Using KNIME Workflows in Jupyter Notebooks

duydu · August 31, 2019, 1:41pm

Hi,

I have a question regarding this post https://www.knime.com/blog/knime-and-jupyter

As far as I understood, wf.data_table_outputs contains two output tables:
wf.data_table_outputs[0] = summary data
wf.data_table_outputs[1] = details data

My question is how do I define the order of output tables. For example, if I want wf.data_table_outputs[1] = summary data, what should I do?

Thank you!

Best regards,
Du

HansS · September 1, 2019, 8:30pm

Hi @duydu

I suggest within your python environment you make a copy of wf.data_table_outputs[1] and give it a different name e.g.:
summary_data = wf.data_table_outputs[1].copy()

gr. Hans

duydu · September 2, 2019, 7:39am

Hi @HansS,

Thanks for the answer. But my problem is not to assign wf.data_table_outputs[1] to summary_data. I think it is from KNIME side, not within python environment. I am sorry that I did not make the question clear.

According to the KNIME workflow (in the post) there are two output tables: one contains the summary of the data (Table 1) and and the other contains the details of the data (Table 2).

Now if I call the workflow from a jupyter notebook:

As expected, wf.data_table_outputs will have two tables, and the first table has the summary level of the data. In other words, the first table is Table 1.

But my question is: How do I define the first table to contain the summary of the data? I guess this should be done in the Container Output (table) or somewhere else in the KNIME workflow, but I just do not know how.

Best regards,
Du

HansS · September 2, 2019, 7:17pm

Hi @duydu

I think you have a clear question. But I don’t the answer to this question. That is why I suggest “the workaround/solution” to rename/copy your output tables afterwards in your python environment. So I am curious why you want to assign the name within the KNIME environment. This may help to find a solution.

gr. Hans

duydu · September 2, 2019, 8:37pm

Hi @HansS,

Suppose the KNIME workflow has three output tables namely Table A, B, and C. If I call it from a jupyter notebook, I should know which table data_table_outputs[0], data_table_outputs[1] and data_table_outputs[2] correspond to.

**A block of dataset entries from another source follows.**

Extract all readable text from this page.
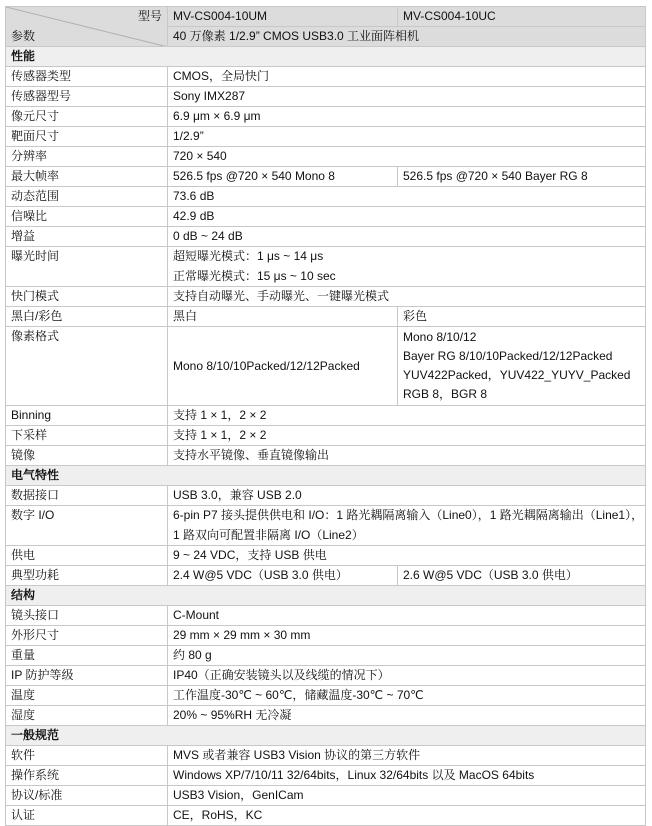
型号
参数	MV-CS004-10UM	MV-CS004-10UC
	40 万像素 1/2.9” CMOS USB3.0 工业面阵相机	
性能		
传感器类型	CMOS，全局快门	

传感器型号	Sony IMX287	

像元尺寸	6.9 μm × 6.9 μm	

靶面尺寸	1/2.9”	

分辨率	720 × 540	

最大帧率	526.5 fps @720 × 540 Mono 8	526.5 fps @720 × 540 Bayer RG 8
动态范围	73.6 dB	

信噪比	42.9 dB	

增益	0 dB ~ 24 dB	

曝光时间	超短曝光模式：1 μs ~ 14 μs
正常曝光模式：15 μs ~ 10 sec	

快门模式	支持自动曝光、手动曝光、一键曝光模式	

黑白/彩色	黑白	彩色
像素格式	Mono 8/10/10Packed/12/12Packed	Mono 8/10/12
Bayer RG 8/10/10Packed/12/12Packed
YUV422Packed，YUV422_YUYV_Packed
RGB 8，BGR 8

Binning	支持 1 × 1，2 × 2	

下采样	支持 1 × 1，2 × 2	

镜像	支持水平镜像、垂直镜像输出	

电气特性		
数据接口	USB 3.0，兼容 USB 2.0	

数字 I/O	6-pin P7 接头提供供电和 I/O：1 路光耦隔离输入（Line0），1 路光耦隔离输出（Line1），
1 路双向可配置非隔离 I/O（Line2）	

供电	9 ~ 24 VDC，支持 USB 供电	

典型功耗	2.4 W@5 VDC（USB 3.0 供电）	2.6 W@5 VDC（USB 3.0 供电）
结构		
镜头接口	C-Mount	

外形尺寸	29 mm × 29 mm × 30 mm	

重量	约 80 g	

IP 防护等级	IP40（正确安装镜头以及线缆的情况下）	

温度	工作温度-30℃ ~ 60℃，储藏温度-30℃ ~ 70℃	

湿度	20% ~ 95%RH 无冷凝	

一般规范		
软件	MVS 或者兼容 USB3 Vision 协议的第三方软件	

操作系统	Windows XP/7/10/11 32/64bits，Linux 32/64bits 以及 MacOS 64bits	

协议/标准	USB3 Vision，GenICam	

认证	CE，RoHS，KC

The only way I am aware of now is to look at each table in data_table_outputs and compare with all tables in the KNIME workflow. If Table A contains user information and when I run data_table_outputs[1].head(), I also see user information, then I know that data_table_outputs[1] corresponds to Table A. It is ok but really inconvenient. I hope that there is a better solution.

I have just found out that somebody already asked a similar question in github (quite long ago), but unfortunately, nobody has answered yet.

gist.github.com

https://gist.github.com/greglandrum/d721822e8973ff8438cf2af283c9271e

KNIME_from_Jupyter_demo.ipynb

{
  "cells": [
    {
      "metadata": {},
      "cell_type": "markdown",
      "source": "# Using KNIME Analytics Platform from Python\n\nThe new [knime module for Python](https://pypi.org/project/knime/), released at the same time as [v3.7 of KNIME Analytics Platform](https://www.knime.com/knime-analytics-platform-37-highlights), allows KNIME workflows to be called from Python and integrates nicely with the Jupyter notebook.\n\nHere we'll demonstrate using a KNIME workflow that performs a complicated database query (the query is against a PostgreSQL instance of [ChEMBL24](https://www.ebi.ac.uk/chembl/) that we have running in AWS) that is parameterized on user-supplied information. \n\nThe results of the query are summarized in a couple of different ways and made available in two separate output tables."
    },
    {
      "metadata": {},
      "cell_type": "markdown",

This file has been truncated. show original

Thank you!

Best regards,
Du

potts · September 5, 2019, 7:00am

Hi @duydu –

Regarding your question about the order of the outputs in data_table_outputs: there is no convenient way of knowing what the order of the output tables will be in the current implementation. To describe in more detail, the knime.Workflow class’s code currently determines the order of the output tables (the order observed in wf.data_table_outputs in your example) based upon the order pathlib.Path.glob discovers settings.xml files for each node in the workflow. (I am ultimately referring to the current implementation of knime.find_service_table_node_dirnames().)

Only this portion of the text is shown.